Avant d’entrer dans la maison de la plage, Maximilian Carver plongea son regard dans l’abîme sans fond des yeux d’Alicia qui contemplait, absente, la ligne de l’horizon comme si elle espérait y trouver la réponse à toutes les questions ; des questions auxquelles ni lui ni personne n’aurait pu répondre. Soudain, et silencieusement, il se rendit compte que sa fille avait grandi et qu’un jour, probablement proche, elle entreprendrait un nouveau cheminement, en quête de ses propres réponses.

La gare était plongée dans le nuage de vapeur qu’exhalait la machine. Les derniers voyageurs se pressaient pour monter dans les wagons et faire leurs adieux aux familles et aux amis qui les avaient accompagnés sur le quai. Max observa la vieille horloge qui leur avait souhaité la bienvenue au village et constata que, cette fois, ses aiguilles s’étaient définitivement arrêtées. Le groom du train s’approcha de Max et de Victor Kray la paume tendue dans l’intention non dissimulée de recevoir un pourboire.

— Les valises sont dans le train, monsieur.

Le gardien du phare lui tendit quelques pièces et le groom s’en alla en les comptant. Max et Victor Kray échangèrent un sourire, comme si cette diversion les avait amusés et que leur séparation n’était qu’un banal au revoir.

— Alicia n’a pas pu venir, parce que… commença Max.

— Ce n’est pas nécessaire. J’ai bien compris, le coupa le gardien du phare. Dis-lui adieu pour moi. Et prends bien soin d’elle.

— Je le ferai.

Le chef de gare donna un coup de sifflet. Le train était sur le point de partir.

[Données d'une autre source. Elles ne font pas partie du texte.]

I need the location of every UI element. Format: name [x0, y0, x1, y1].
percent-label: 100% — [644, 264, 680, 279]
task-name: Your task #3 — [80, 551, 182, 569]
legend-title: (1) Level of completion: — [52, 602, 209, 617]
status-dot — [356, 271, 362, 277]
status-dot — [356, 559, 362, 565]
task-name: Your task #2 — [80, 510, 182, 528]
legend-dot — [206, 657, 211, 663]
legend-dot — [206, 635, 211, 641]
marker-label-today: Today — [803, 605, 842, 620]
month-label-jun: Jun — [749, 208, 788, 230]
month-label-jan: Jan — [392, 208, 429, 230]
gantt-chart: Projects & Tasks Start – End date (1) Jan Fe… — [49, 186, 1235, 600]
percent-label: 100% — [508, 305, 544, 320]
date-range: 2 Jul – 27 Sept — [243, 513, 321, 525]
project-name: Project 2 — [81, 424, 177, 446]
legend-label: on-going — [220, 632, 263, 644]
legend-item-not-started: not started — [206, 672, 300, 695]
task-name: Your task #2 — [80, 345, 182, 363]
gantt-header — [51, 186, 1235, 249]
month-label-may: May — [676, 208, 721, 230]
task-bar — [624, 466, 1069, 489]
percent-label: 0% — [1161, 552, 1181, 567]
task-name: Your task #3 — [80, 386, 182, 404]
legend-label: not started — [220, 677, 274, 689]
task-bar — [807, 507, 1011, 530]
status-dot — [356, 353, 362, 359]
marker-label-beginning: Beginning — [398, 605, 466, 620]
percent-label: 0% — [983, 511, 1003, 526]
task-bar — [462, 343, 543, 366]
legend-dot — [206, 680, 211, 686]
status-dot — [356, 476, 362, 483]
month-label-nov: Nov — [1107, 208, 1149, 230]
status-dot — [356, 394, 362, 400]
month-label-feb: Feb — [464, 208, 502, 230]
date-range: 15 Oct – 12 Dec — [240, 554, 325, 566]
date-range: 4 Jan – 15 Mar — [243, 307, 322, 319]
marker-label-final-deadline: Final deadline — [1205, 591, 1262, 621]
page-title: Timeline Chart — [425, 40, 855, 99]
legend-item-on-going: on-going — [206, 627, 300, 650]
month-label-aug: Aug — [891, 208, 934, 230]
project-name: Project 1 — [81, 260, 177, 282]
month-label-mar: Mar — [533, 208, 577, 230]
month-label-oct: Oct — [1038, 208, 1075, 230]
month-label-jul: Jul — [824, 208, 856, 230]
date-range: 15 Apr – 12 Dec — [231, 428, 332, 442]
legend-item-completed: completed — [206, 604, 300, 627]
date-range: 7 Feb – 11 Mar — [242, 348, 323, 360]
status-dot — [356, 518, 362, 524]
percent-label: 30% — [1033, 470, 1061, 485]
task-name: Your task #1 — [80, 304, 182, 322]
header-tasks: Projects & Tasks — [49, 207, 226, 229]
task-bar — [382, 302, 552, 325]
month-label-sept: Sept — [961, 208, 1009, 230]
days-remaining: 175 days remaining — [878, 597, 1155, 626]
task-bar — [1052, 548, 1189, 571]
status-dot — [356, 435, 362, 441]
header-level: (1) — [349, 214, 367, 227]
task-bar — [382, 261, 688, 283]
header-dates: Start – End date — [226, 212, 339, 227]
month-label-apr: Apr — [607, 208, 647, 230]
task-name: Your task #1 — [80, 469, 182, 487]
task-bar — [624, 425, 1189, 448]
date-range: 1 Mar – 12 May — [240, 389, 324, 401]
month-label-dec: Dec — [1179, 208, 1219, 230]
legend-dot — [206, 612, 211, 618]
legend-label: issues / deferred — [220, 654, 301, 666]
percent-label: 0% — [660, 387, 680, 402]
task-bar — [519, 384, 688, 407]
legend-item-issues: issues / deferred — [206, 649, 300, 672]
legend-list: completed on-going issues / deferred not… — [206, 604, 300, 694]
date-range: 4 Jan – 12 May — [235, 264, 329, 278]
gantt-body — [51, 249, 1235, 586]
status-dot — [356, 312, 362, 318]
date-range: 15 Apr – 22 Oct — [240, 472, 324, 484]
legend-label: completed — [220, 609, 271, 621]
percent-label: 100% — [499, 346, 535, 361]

— Vous ne me direz pas où vous allez ? demanda Max en désignant le train qui attendait sur la voie.

Victor Kray sourit et tendit la main au garçon.

— Où que j’aille, jamais je ne pourrai me sentir loin d’ici.

Le sifflet retentit de nouveau. Victor Kray restait le seul voyageur encore sur le quai. Le contrôleur attendait au pied de la porte du wagon.

— Je dois y aller, Max, dit le vieil homme.

Max l’étreignit avec force et le gardien du phare lui rendit la pareille.

— Ah, j’oubliais, j’ai quelque chose pour toi.

Max accepta la petite boîte que lui remit le vieil homme. Il l’agita doucement : quelque chose tintait à l’intérieur.

— Tu ne l’ouvres pas ?

— J’attends que vous soyez parti.

La gardien du phare haussa les épaules.

Il se dirigea vers son wagon et le contrôleur lui tendit la main pour l’aider à monter. Lorsqu’il eut gravi la dernière marche, Max courut subitement vers lui.

— Monsieur Kray !

Le vieil homme lui renvoya son regard, l’air amusé.

— J’ai été heureux de vous connaître, monsieur Kray.

Victor Kray lui sourit une dernière fois et se frappa doucement la poitrine avec son index.

— Moi aussi, Max. Moi aussi.

Lentement, le train s’ébranla. La traînée de vapeur qu’il laissait derrière lui finit par disparaître au loin et pour toujours. Max resta sur le quai jusqu’au moment où ce qui n’était déjà plus qu’un point sur l’horizon devint définitivement invisible. Alors, seulement, il ouvrit la boîte que le vieil homme lui avait donnée et découvrit qu’elle contenait un trousseau de clefs. Il sourit. C’étaient les clefs du phare.

Épilogue

Les dernières semaines de l’été apportèrent des nouvelles de cette guerre dont tous disaient qu’elle ne pourrait plus durer longtemps. Maximilian Carver avait inauguré son horlogerie dans un petit local proche de la place de l’église et, en peu de temps, il ne restait plus d’habitant dans le village qui n’eût rendu visite au petit bazar de merveilles du père de Max. Irina était complètement guérie et ne semblait pas se rappeler l’accident dont elle avait été victime dans l’escalier de la maison de la plage. Elle et sa mère avaient l’habitude de faire de longues promenades sur le sable à la recherche de coquillages et de petits fossiles qui, l’automne venu, ne manqueraient pas de faire l’admiration de ses nouvelles camarades de classe.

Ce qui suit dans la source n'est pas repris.